Как бы то ни было, каждая новая встреча, удваивая любовь д'Уарака к Олимпии, вместе с тем накладывала все новые путы на эту любовь, ведь при всяком их свидании мнимая Олимпия возвращалась все к тому же условию sine qua non
[33]
: он не должен более встречаться с нею нигде, кроме как в их тайном убежище.
Д'Уарак, как мы видели, вначале на это согласился, ибо его желание было слишком сильным, чтобы не обещать всего что угодно, а коль скоро он возобновлял свое обещание всякий раз, когда от него этого требовали, и даже держал слово, он тем самым обеспечивал успех замысла двух сообщниц вплоть до следующего приказа.
Ему было велено даже при случайной встрече с Олимпией хранить перед ее лицом выражение изгнанного поклонника, подавленного своим поражением.
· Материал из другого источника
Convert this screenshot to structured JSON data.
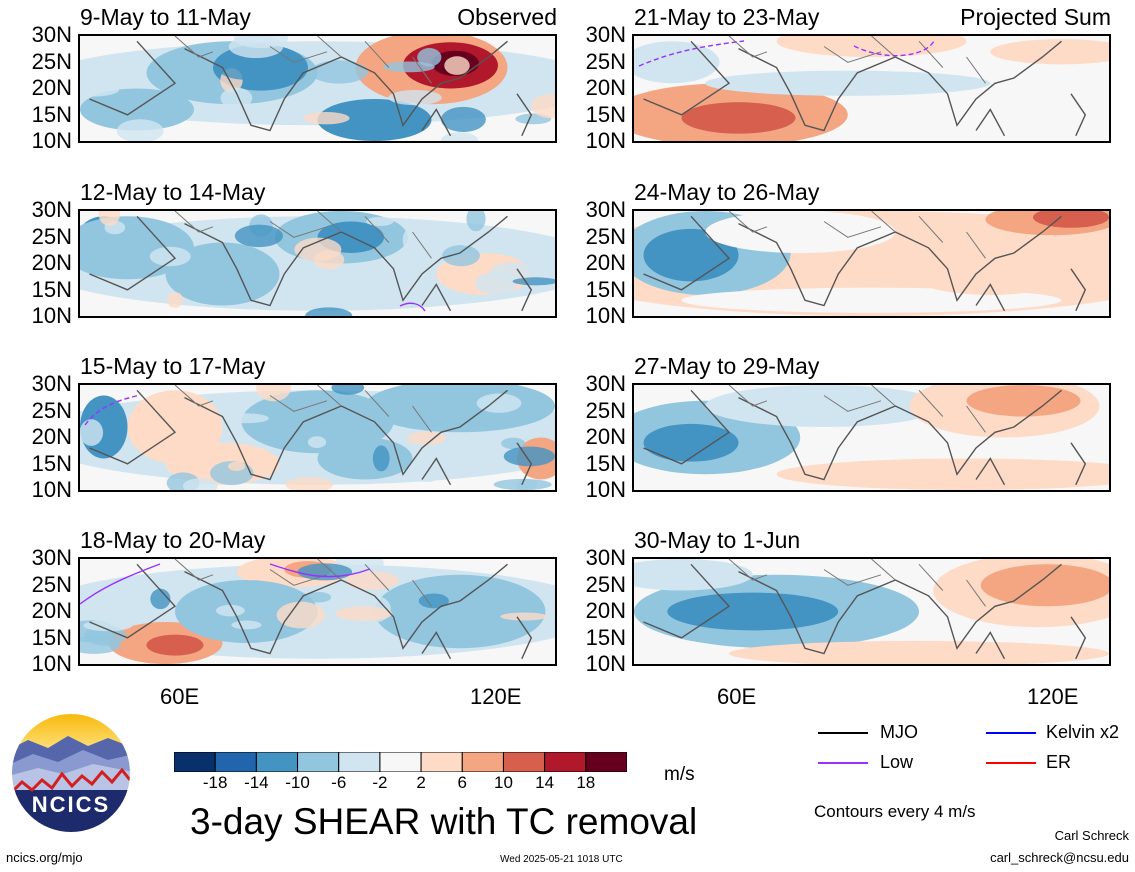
{
  "panels": [
    {
      "title": "9-May to 11-May",
      "tag": "Observed",
      "col": 0,
      "row": 0,
      "seed": 1,
      "theme": "obs1"
    },
    {
      "title": "12-May to 14-May",
      "tag": "",
      "col": 0,
      "row": 1,
      "seed": 2,
      "theme": "obs2"
    },
    {
      "title": "15-May to 17-May",
      "tag": "",
      "col": 0,
      "row": 2,
      "seed": 3,
      "theme": "obs3"
    },
    {
      "title": "18-May to 20-May",
      "tag": "",
      "col": 0,
      "row": 3,
      "seed": 4,
      "theme": "obs4"
    },
    {
      "title": "21-May to 23-May",
      "tag": "Projected Sum",
      "col": 1,
      "row": 0,
      "seed": 5,
      "theme": "proj1"
    },
    {
      "title": "24-May to 26-May",
      "tag": "",
      "col": 1,
      "row": 1,
      "seed": 6,
      "theme": "proj2"
    },
    {
      "title": "27-May to 29-May",
      "tag": "",
      "col": 1,
      "row": 2,
      "seed": 7,
      "theme": "proj3"
    },
    {
      "title": "30-May to 1-Jun",
      "tag": "",
      "col": 1,
      "row": 3,
      "seed": 8,
      "theme": "proj4"
    }
  ],
  "lat_labels": [
    "30N",
    "25N",
    "20N",
    "15N",
    "10N"
  ],
  "lon_labels": [
    "60E",
    "120E"
  ],
  "colorbar": {
    "colors": [
      "#08306b",
      "#2166ac",
      "#4393c3",
      "#92c5de",
      "#d1e5f0",
      "#f7f7f7",
      "#fddbc7",
      "#f4a582",
      "#d6604d",
      "#b2182b",
      "#67001f"
    ],
    "labels": [
      "-18",
      "-14",
      "-10",
      "-6",
      "-2",
      "2",
      "6",
      "10",
      "14",
      "18"
    ],
    "units": "m/s"
  },
  "main_title": "3-day SHEAR with TC removal",
  "legend": [
    {
      "label": "MJO",
      "color": "#000000"
    },
    {
      "label": "Kelvin x2",
      "color": "#0000ff"
    },
    {
      "label": "Low",
      "color": "#9b30ff"
    },
    {
      "label": "ER",
      "color": "#ff0000"
    }
  ],
  "contours_note": "Contours every 4 m/s",
  "logo_text": "NCICS",
  "footer": {
    "site": "ncics.org/mjo",
    "timestamp": "Wed 2025-05-21 1018 UTC",
    "author": "Carl Schreck",
    "email": "carl_schreck@ncsu.edu"
  }
}
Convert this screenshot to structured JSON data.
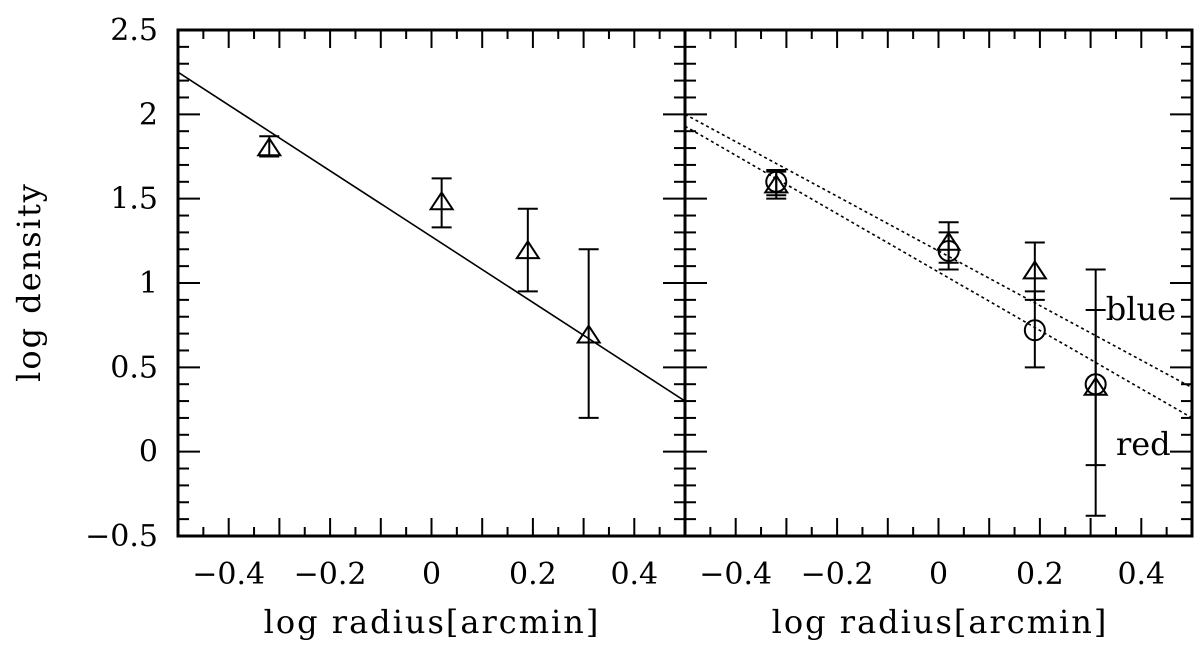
{
  "chart_data": [
    {
      "type": "scatter",
      "panel": "left",
      "xlabel": "log radius[arcmin]",
      "ylabel": "log density",
      "xlim": [
        -0.5,
        0.5
      ],
      "ylim": [
        -0.5,
        2.5
      ],
      "xticks": [
        -0.4,
        -0.2,
        0,
        0.2,
        0.4
      ],
      "xtick_labels": [
        "−0.4",
        "−0.2",
        "0",
        "0.2",
        "0.4"
      ],
      "yticks": [
        -0.5,
        0,
        0.5,
        1,
        1.5,
        2,
        2.5
      ],
      "ytick_labels": [
        "−0.5",
        "0",
        "0.5",
        "1",
        "1.5",
        "2",
        "2.5"
      ],
      "series": [
        {
          "marker": "triangle",
          "points": [
            {
              "x": -0.32,
              "y": 1.8,
              "ylo": 1.75,
              "yhi": 1.87
            },
            {
              "x": 0.02,
              "y": 1.48,
              "ylo": 1.33,
              "yhi": 1.62
            },
            {
              "x": 0.19,
              "y": 1.19,
              "ylo": 0.95,
              "yhi": 1.44
            },
            {
              "x": 0.31,
              "y": 0.69,
              "ylo": 0.2,
              "yhi": 1.2
            }
          ]
        }
      ],
      "fits": [
        {
          "style": "solid",
          "x": [
            -0.5,
            0.5
          ],
          "y": [
            2.25,
            0.3
          ]
        }
      ],
      "annotations": []
    },
    {
      "type": "scatter",
      "panel": "right",
      "xlabel": "log radius[arcmin]",
      "ylabel": "",
      "xlim": [
        -0.5,
        0.5
      ],
      "ylim": [
        -0.5,
        2.5
      ],
      "xticks": [
        -0.4,
        -0.2,
        0,
        0.2,
        0.4
      ],
      "xtick_labels": [
        "−0.4",
        "−0.2",
        "0",
        "0.2",
        "0.4"
      ],
      "yticks": [
        -0.5,
        0,
        0.5,
        1,
        1.5,
        2,
        2.5
      ],
      "ytick_labels": [],
      "series": [
        {
          "marker": "triangle",
          "points": [
            {
              "x": -0.32,
              "y": 1.58,
              "ylo": 1.5,
              "yhi": 1.66
            },
            {
              "x": 0.02,
              "y": 1.24,
              "ylo": 1.12,
              "yhi": 1.36
            },
            {
              "x": 0.19,
              "y": 1.07,
              "ylo": 0.9,
              "yhi": 1.24
            },
            {
              "x": 0.31,
              "y": 0.38,
              "ylo": -0.08,
              "yhi": 0.84
            }
          ]
        },
        {
          "marker": "circle",
          "points": [
            {
              "x": -0.32,
              "y": 1.6,
              "ylo": 1.52,
              "yhi": 1.67
            },
            {
              "x": 0.02,
              "y": 1.19,
              "ylo": 1.08,
              "yhi": 1.3
            },
            {
              "x": 0.19,
              "y": 0.72,
              "ylo": 0.5,
              "yhi": 0.95
            },
            {
              "x": 0.31,
              "y": 0.4,
              "ylo": -0.38,
              "yhi": 1.08
            }
          ]
        }
      ],
      "fits": [
        {
          "style": "dotted",
          "x": [
            -0.5,
            0.5
          ],
          "y": [
            2.0,
            0.38
          ]
        },
        {
          "style": "dotted",
          "x": [
            -0.5,
            0.5
          ],
          "y": [
            1.93,
            0.2
          ]
        }
      ],
      "annotations": [
        {
          "text": "blue",
          "x": 0.33,
          "y": 0.78
        },
        {
          "text": "red",
          "x": 0.35,
          "y": -0.02
        }
      ]
    }
  ]
}
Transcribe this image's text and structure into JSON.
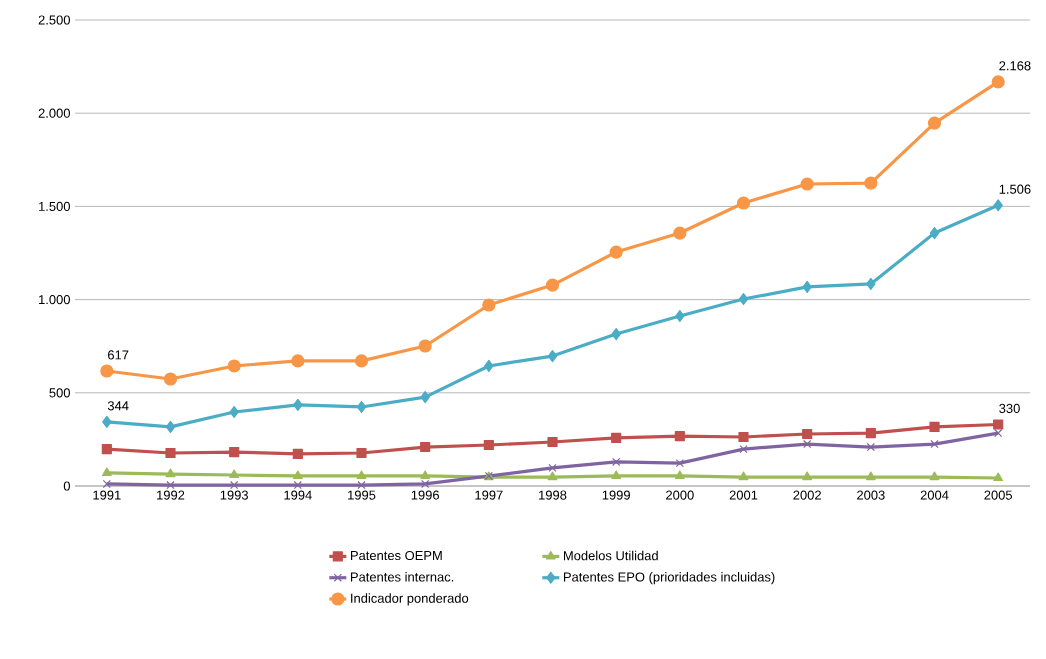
{
  "chart_data": {
    "type": "line",
    "categories": [
      "1991",
      "1992",
      "1993",
      "1994",
      "1995",
      "1996",
      "1997",
      "1998",
      "1999",
      "2000",
      "2001",
      "2002",
      "2003",
      "2004",
      "2005"
    ],
    "series": [
      {
        "name": "Patentes OEPM",
        "color": "#c0504d",
        "marker": "square",
        "values": [
          198,
          177,
          182,
          172,
          177,
          209,
          220,
          236,
          258,
          268,
          263,
          279,
          284,
          317,
          330
        ],
        "value_labels": [
          null,
          null,
          null,
          null,
          null,
          null,
          null,
          null,
          null,
          null,
          null,
          null,
          null,
          null,
          "330"
        ]
      },
      {
        "name": "Modelos Utilidad",
        "color": "#9bbb59",
        "marker": "triangle",
        "values": [
          70,
          64,
          59,
          54,
          54,
          54,
          48,
          48,
          54,
          54,
          48,
          48,
          48,
          48,
          43
        ]
      },
      {
        "name": "Patentes internac.",
        "color": "#8064a2",
        "marker": "cross",
        "values": [
          11,
          5,
          5,
          5,
          5,
          11,
          54,
          97,
          129,
          123,
          198,
          225,
          209,
          225,
          284
        ]
      },
      {
        "name": "Patentes EPO (prioridades incluidas)",
        "color": "#4bacc6",
        "marker": "diamond",
        "values": [
          344,
          317,
          397,
          435,
          424,
          477,
          644,
          697,
          815,
          912,
          1003,
          1068,
          1084,
          1357,
          1506
        ],
        "value_labels": [
          "344",
          null,
          null,
          null,
          null,
          null,
          null,
          null,
          null,
          null,
          null,
          null,
          null,
          null,
          "1.506"
        ]
      },
      {
        "name": "Indicador ponderado",
        "color": "#f79646",
        "marker": "circle",
        "values": [
          617,
          574,
          644,
          671,
          671,
          751,
          971,
          1078,
          1255,
          1357,
          1518,
          1620,
          1625,
          1947,
          2168
        ],
        "value_labels": [
          "617",
          null,
          null,
          null,
          null,
          null,
          null,
          null,
          null,
          null,
          null,
          null,
          null,
          null,
          "2.168"
        ]
      }
    ],
    "ylim": [
      0,
      2500
    ],
    "yticks": [
      0,
      500,
      {
        "value": 1000,
        "label": "1.000"
      },
      {
        "value": 1500,
        "label": "1.500"
      },
      {
        "value": 2000,
        "label": "2.000"
      },
      {
        "value": 2500,
        "label": "2.500"
      }
    ],
    "grid": "y",
    "legend": "bottom"
  }
}
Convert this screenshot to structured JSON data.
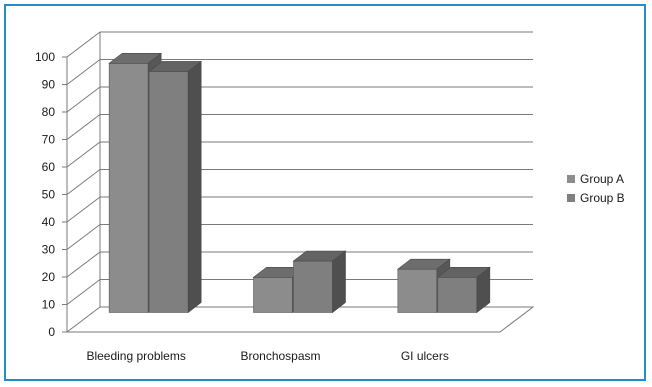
{
  "chart_data": {
    "type": "bar",
    "title": "",
    "xlabel": "",
    "ylabel": "",
    "categories": [
      "Bleeding problems",
      "Bronchospasm",
      "GI ulcers"
    ],
    "series": [
      {
        "name": "Group A",
        "values": [
          92,
          13,
          16
        ],
        "color": "#8c8c8c"
      },
      {
        "name": "Group B",
        "values": [
          89,
          19,
          13
        ],
        "color": "#7f7f7f"
      }
    ],
    "ylim": [
      0,
      100
    ],
    "yticks": [
      0,
      10,
      20,
      30,
      40,
      50,
      60,
      70,
      80,
      90,
      100
    ],
    "grid": true,
    "legend_position": "right",
    "three_d": true
  }
}
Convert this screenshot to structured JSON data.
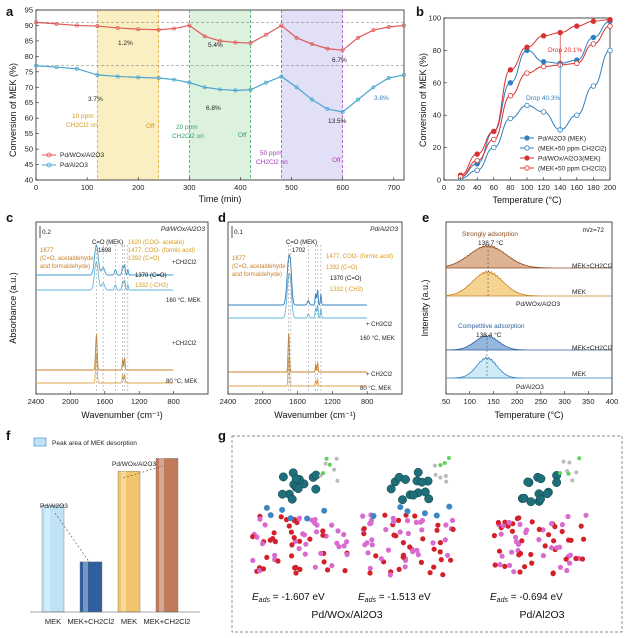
{
  "panel_a": {
    "letter": "a",
    "ylabel": "Conversion of MEK (%)",
    "xlabel": "Time (min)",
    "legend": [
      "Pd/WOx/Al2O3",
      "Pd/Al2O3"
    ],
    "regions": [
      {
        "label_line1": "10 ppm",
        "label_line2": "CH2Cl2 on",
        "off": "Off",
        "color": "#f6e8a6"
      },
      {
        "label_line1": "20 ppm",
        "label_line2": "CH2Cl2 on",
        "off": "Off",
        "color": "#cdeccf"
      },
      {
        "label_line1": "50 ppm",
        "label_line2": "CH2Cl2 on",
        "off": "Off",
        "color": "#d6d3f2"
      }
    ],
    "drops_top": [
      "1.2%",
      "5.4%",
      "6.7%"
    ],
    "drops_bottom": [
      "3.7%",
      "6.8%",
      "13.5%",
      "3.8%"
    ],
    "chart_data": {
      "type": "line",
      "x_range": [
        0,
        720
      ],
      "y_range": [
        40,
        95
      ],
      "xticks": [
        0,
        100,
        200,
        300,
        400,
        500,
        600,
        700
      ],
      "yticks": [
        40,
        45,
        50,
        55,
        60,
        65,
        70,
        75,
        80,
        85,
        90,
        95
      ],
      "series": [
        {
          "name": "Pd/WOx/Al2O3",
          "color": "#e05a5a",
          "x": [
            0,
            40,
            80,
            120,
            160,
            200,
            240,
            270,
            300,
            330,
            360,
            390,
            420,
            450,
            480,
            510,
            540,
            570,
            600,
            630,
            660,
            690,
            720
          ],
          "y": [
            91,
            90.5,
            90,
            89.8,
            89.2,
            88.8,
            88.6,
            89,
            90,
            86.5,
            85,
            84.5,
            84.3,
            87,
            90,
            86,
            84,
            82.5,
            82,
            86,
            88.5,
            89.5,
            90
          ]
        },
        {
          "name": "Pd/Al2O3",
          "color": "#4aa6d1",
          "x": [
            0,
            40,
            80,
            120,
            160,
            200,
            240,
            270,
            300,
            330,
            360,
            390,
            420,
            450,
            480,
            510,
            540,
            570,
            600,
            630,
            660,
            690,
            720
          ],
          "y": [
            77,
            76.5,
            76,
            74,
            73.5,
            73.2,
            73,
            72.5,
            71.5,
            70,
            69.3,
            69,
            69.2,
            71.5,
            73.5,
            70,
            66,
            63,
            62,
            66,
            70,
            73,
            74
          ]
        }
      ]
    }
  },
  "panel_b": {
    "letter": "b",
    "ylabel": "Conversion of MEK (%)",
    "xlabel": "Temperature (°C)",
    "drop1": "Drop 20.1%",
    "drop2": "Drop 40.3%",
    "chart_data": {
      "type": "line",
      "x_range": [
        0,
        200
      ],
      "y_range": [
        0,
        100
      ],
      "xticks": [
        0,
        20,
        40,
        60,
        80,
        100,
        120,
        140,
        160,
        180,
        200
      ],
      "yticks": [
        0,
        20,
        40,
        60,
        80,
        100
      ],
      "series": [
        {
          "name": "Pd/Al2O3 (MEK)",
          "color": "#2f7fbf",
          "filled": true,
          "x": [
            20,
            40,
            60,
            80,
            100,
            120,
            140,
            160,
            180,
            200
          ],
          "y": [
            2,
            10,
            30,
            60,
            80,
            73,
            72,
            74,
            88,
            98
          ]
        },
        {
          "name": "(MEK+50 ppm CH2Cl2)",
          "color": "#2f7fbf",
          "filled": false,
          "x": [
            20,
            40,
            60,
            80,
            100,
            120,
            140,
            160,
            180,
            200
          ],
          "y": [
            1,
            6,
            20,
            38,
            46,
            42,
            31,
            40,
            58,
            80
          ]
        },
        {
          "name": "Pd/WOx/Al2O3(MEK)",
          "color": "#d93030",
          "filled": true,
          "x": [
            20,
            40,
            60,
            80,
            100,
            120,
            140,
            160,
            180,
            200
          ],
          "y": [
            3,
            16,
            30,
            68,
            82,
            89,
            91,
            95,
            98,
            99
          ]
        },
        {
          "name": "(MEK+50 ppm CH2Cl2)",
          "color": "#d93030",
          "filled": false,
          "x": [
            20,
            40,
            60,
            80,
            100,
            120,
            140,
            160,
            180,
            200
          ],
          "y": [
            2,
            12,
            25,
            52,
            66,
            70,
            71,
            72,
            84,
            95
          ]
        }
      ]
    }
  },
  "panel_c": {
    "letter": "c",
    "catalyst": "Pd/WOx/Al2O3",
    "scale": "0.2",
    "ylabel": "Absorbance (a.u.)",
    "xlabel": "Wavenumber (cm⁻¹)",
    "xticks": [
      "2400",
      "2000",
      "1600",
      "1200",
      "800"
    ],
    "peaks": [
      {
        "text": "C=O (MEK)"
      },
      {
        "text": "1698"
      },
      {
        "text": "1620 (COO- acetate)"
      },
      {
        "text": "1477, COO- (formic acid)"
      },
      {
        "text": "1392 (C=O)"
      },
      {
        "text": "1677"
      },
      {
        "text": "(C=O, acetaldehyde"
      },
      {
        "text": "and formaldehyde)"
      },
      {
        "text": "1370 (C=O)"
      },
      {
        "text": "1332 (-CH3)"
      }
    ],
    "traces": [
      "+CH2Cl2",
      "160 °C, MEK",
      "+CH2Cl2",
      "80 °C, MEK"
    ]
  },
  "panel_d": {
    "letter": "d",
    "catalyst": "Pd/Al2O3",
    "scale": "0.1",
    "xlabel": "Wavenumber (cm⁻¹)",
    "xticks": [
      "2400",
      "2000",
      "1600",
      "1200",
      "800"
    ],
    "peaks": [
      {
        "text": "C=O (MEK)"
      },
      {
        "text": "1702"
      },
      {
        "text": "1677"
      },
      {
        "text": "(C=O, acetaldehyde"
      },
      {
        "text": "and formaldehyde)"
      },
      {
        "text": "1477, COO- (formic acid)"
      },
      {
        "text": "1392 (C=O)"
      },
      {
        "text": "1370 (C=O)"
      },
      {
        "text": "1332 (-CH3)"
      }
    ],
    "traces": [
      "+ CH2Cl2",
      "160 °C, MEK",
      "+ CH2Cl2",
      "80 °C, MEK"
    ]
  },
  "panel_e": {
    "letter": "e",
    "mz": "m/z=72",
    "ylabel": "Intensity (a.u.)",
    "xlabel": "Temperature (°C)",
    "xticks": [
      "50",
      "100",
      "150",
      "200",
      "250",
      "300",
      "350",
      "400"
    ],
    "strong": "Strongly adsorption",
    "strong_temp": "138.7 °C",
    "compet": "Competitive adsorption",
    "compet_temp": "136.4 °C",
    "traces": [
      "MEK+CH2Cl2",
      "MEK",
      "Pd/WOx/Al2O3",
      "MEK+CH2Cl2",
      "MEK",
      "Pd/Al2O3"
    ]
  },
  "panel_f": {
    "letter": "f",
    "legend": "Peak area of MEK desorption",
    "label_pd": "Pd/Al2O3",
    "label_pdw": "Pd/WOx/Al2O3",
    "chart_data": {
      "type": "bar",
      "categories": [
        "MEK",
        "MEK+CH2Cl2",
        "MEK",
        "MEK+CH2Cl2"
      ],
      "values": [
        1.0,
        0.47,
        1.32,
        1.44
      ],
      "colors": [
        "#bfe3f4",
        "#2f5f9e",
        "#f2c46b",
        "#c07a5a"
      ]
    }
  },
  "panel_g": {
    "letter": "g",
    "energies": [
      "-1.607 eV",
      "-1.513 eV",
      "-0.694 eV"
    ],
    "eads_prefix": "E",
    "eads_sub": "ads",
    "eq": " = ",
    "captions": [
      "Pd/WOx/Al2O3",
      "Pd/Al2O3"
    ]
  }
}
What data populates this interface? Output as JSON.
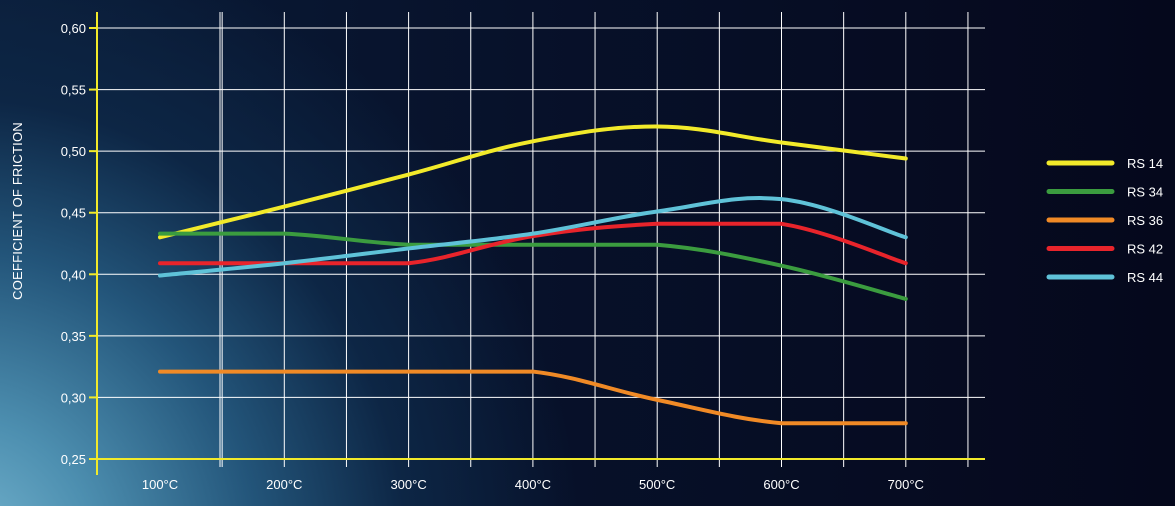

Его заставили дать клятву, что, столкнувшись с нею на прогулке, он ограничится едва заметным поклоном, никогда не приблизится к ней, не заявится в ее дом без приглашения, будь то собственной персоной или в образе посредника, и, что главное, никогда не станет писать ей.
О том, какой теории в отношении писем придерживались парикмахерша и Каталонка, мы уже упоминали выше.
Итак, аббат продолжал давать обещания и начал даже их держать: он более не смотрел в сторону Олимпии.
При встрече он ограничивался легчайшим приветственным кивком.
Он часто бродил за ней по пятам, но уже никогда не подходил ни к ее дому, ни к ее гримерной, ни к ее портшезу.
Он не посылал ей больше ни цветов, ни писем, ни своих курьеров.
Все шло по воле Каталонки и ее первого министра — парикмахерши.
Но некое происшествие, простенькое, как все те происшествия, что опрокидывают замыслы, состояния и империи, едва не испортило всех хитроумных комбинаций двух почтенных дам.
XXVII. СЕРДЦЕ ЖЕНЩИНЫ
Олимпия ничего не сказала самому аббату, и все же, прогнав от себя парикмахершу после тех предложений, которые та сделала ей, она тем самым изгнала и аббата.
И вот, с тех пор как она отказала ему от дома, д'Уарак, как уже известно, думая, что он счастливейший человек на земле, вел себя сдержанно, с тактом и деликатностью, от понимания истинной причины которых она была крайне далека.
И все же столь похвальный образ действий аббата, получившего удар, равно болезненный для сердца и самолюбия, тронул Олимпию.
Умение хорошо держаться имеет неотразимую привлекательность в глазах людей, наделенных чувством собственного достоинства.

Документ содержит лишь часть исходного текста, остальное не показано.